Conceding that the Tirpitz appeared able to absorb any damage the Fleet Air Arm could inflict, the Admiralty appealed to the RAF to put an end to her for once and all with its heavy bombers. Arrangements were made for two squadrons to fly from a Russian airfield, and on 15 September, 27 Lancasters lifted off on Operation Paravane. Most carried a single “Tallboy,” an aerodynamically correct 12,000-pound bomb. One of these monsters struck the Tirpitz, blowing a 32- by 48-foot hole in her bow, flooding her forward compartments—and ending her career as a fighting ship, for eight days later Admiral Karl Donitz decided that it was no longer feasible to keep her seaworthy. Henceforth, she would be employed as a floating battery at Tromso. Proceeding there in October, the Tirpitz anchored beside Haakoy Island, and the Germans began filling in the bottom beneath her, so that if she were “sunk” her guns could still be served.

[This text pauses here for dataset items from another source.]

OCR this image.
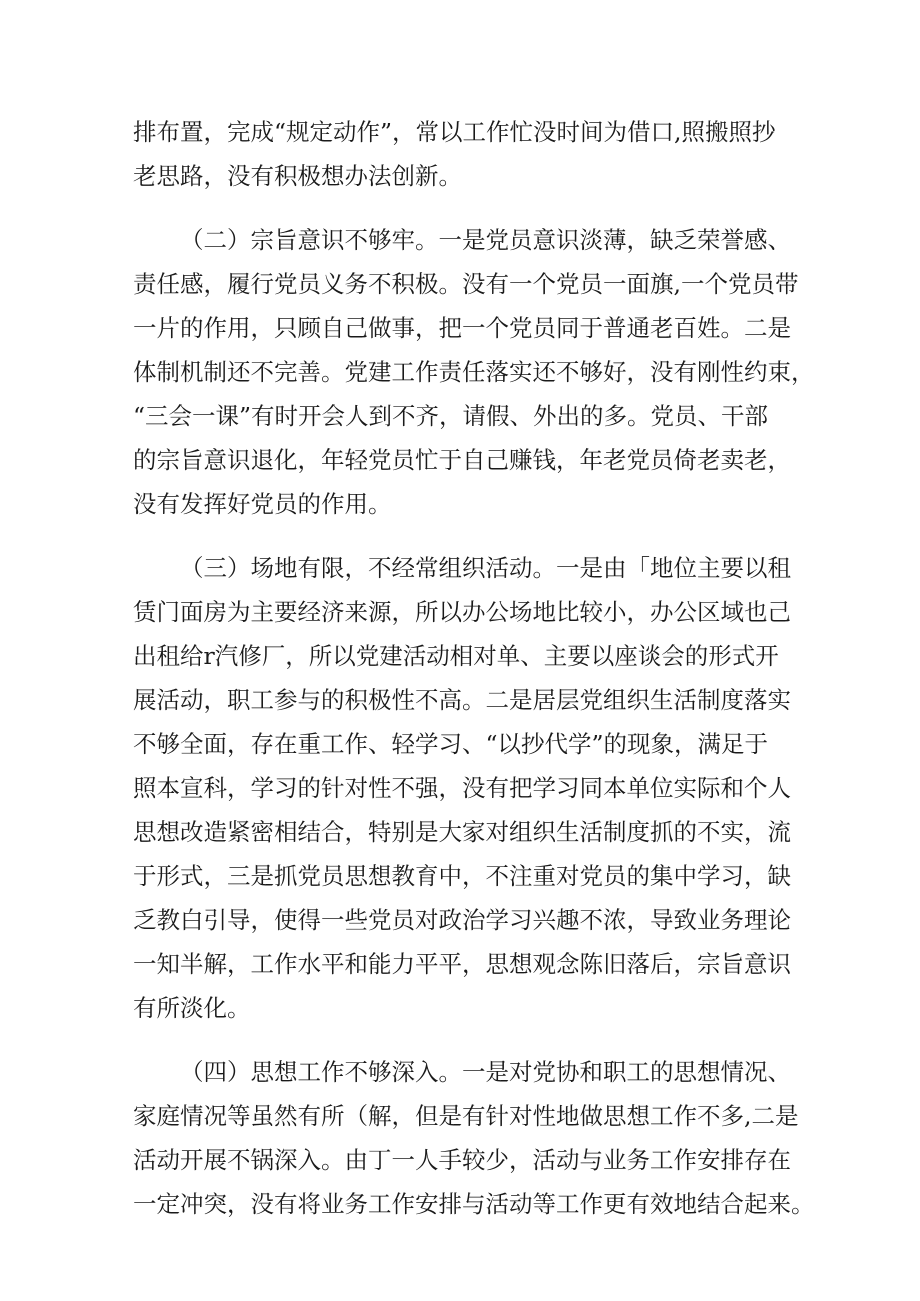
排布置，完成“规定动作”，常以工作忙没时间为借口,照搬照抄
老思路，没有积极想办法创新。
（二）宗旨意识不够牢。一是党员意识淡薄，缺乏荣誉感、
责任感，履行党员义务不积极。没有一个党员一面旗,一个党员带
一片的作用，只顾自己做事，把一个党员同于普通老百姓。二是
体制机制还不完善。党建工作责任落实还不够好，没有刚性约束，
“三会一课”有时开会人到不齐，请假、外出的多。党员、干部
的宗旨意识退化，年轻党员忙于自己赚钱，年老党员倚老卖老，
没有发挥好党员的作用。
（三）场地有限，不经常组织活动。一是由「地位主要以租
赁门面房为主要经济来源，所以办公场地比较小，办公区域也己
出租给r汽修厂，所以党建活动相对单、主要以座谈会的形式开
展活动，职工参与的积极性不高。二是居层党组织生活制度落实
不够全面，存在重工作、轻学习、“以抄代学”的现象，满足于
照本宣科，学习的针对性不强，没有把学习同本单位实际和个人
思想改造紧密相结合，特别是大家对组织生活制度抓的不实，流
于形式，三是抓党员思想教育中，不注重对党员的集中学习，缺
乏教白引导，使得一些党员对政治学习兴趣不浓，导致业务理论
一知半解，工作水平和能力平平，思想观念陈旧落后，宗旨意识
有所淡化。
（四）思想工作不够深入。一是对党协和职工的思想情况、
家庭情况等虽然有所（解，但是有针对性地做思想工作不多,二是
活动开展不锅深入。由丁一人手较少，活动与业务工作安排存在
一定冲突，没有将业务工作安排与活动等工作更有效地结合起来。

Donitz’s decision constituted the Tirpitz’s death knell. Tromso was within range of bombers based in Scotland, and the squadrons that had executed Operation Paravane attacked the Tirpitz again on 19 October. Cloud cover ruined their aim that day, but on 12 November they hit her with two and possibly three Tallboys. Near misses dished out the fill the Germans had placed around the ship, and by the raid’s end she was heeling 70° to port. Minutes later, an internal explosion blew Turret Caesar overboard, spoiling her stability, and the Tirpitz capsized. Of her 1,630 crewmen, 950 perished. For practical purposes, the German surface navy had ceased to exist.
For further reading: David Brown, Tirpitz: The Floating Fortress (Annapolis, MD: Naval Institute Press, 1977); Gervis Frere-Cook, The Attacks on the Tirpitz (Annapolis, MD: Naval Institute Press, 1973); Ludovic Kennedy, The Death of the Tirpitz (Boston: Little, Brown, 1979).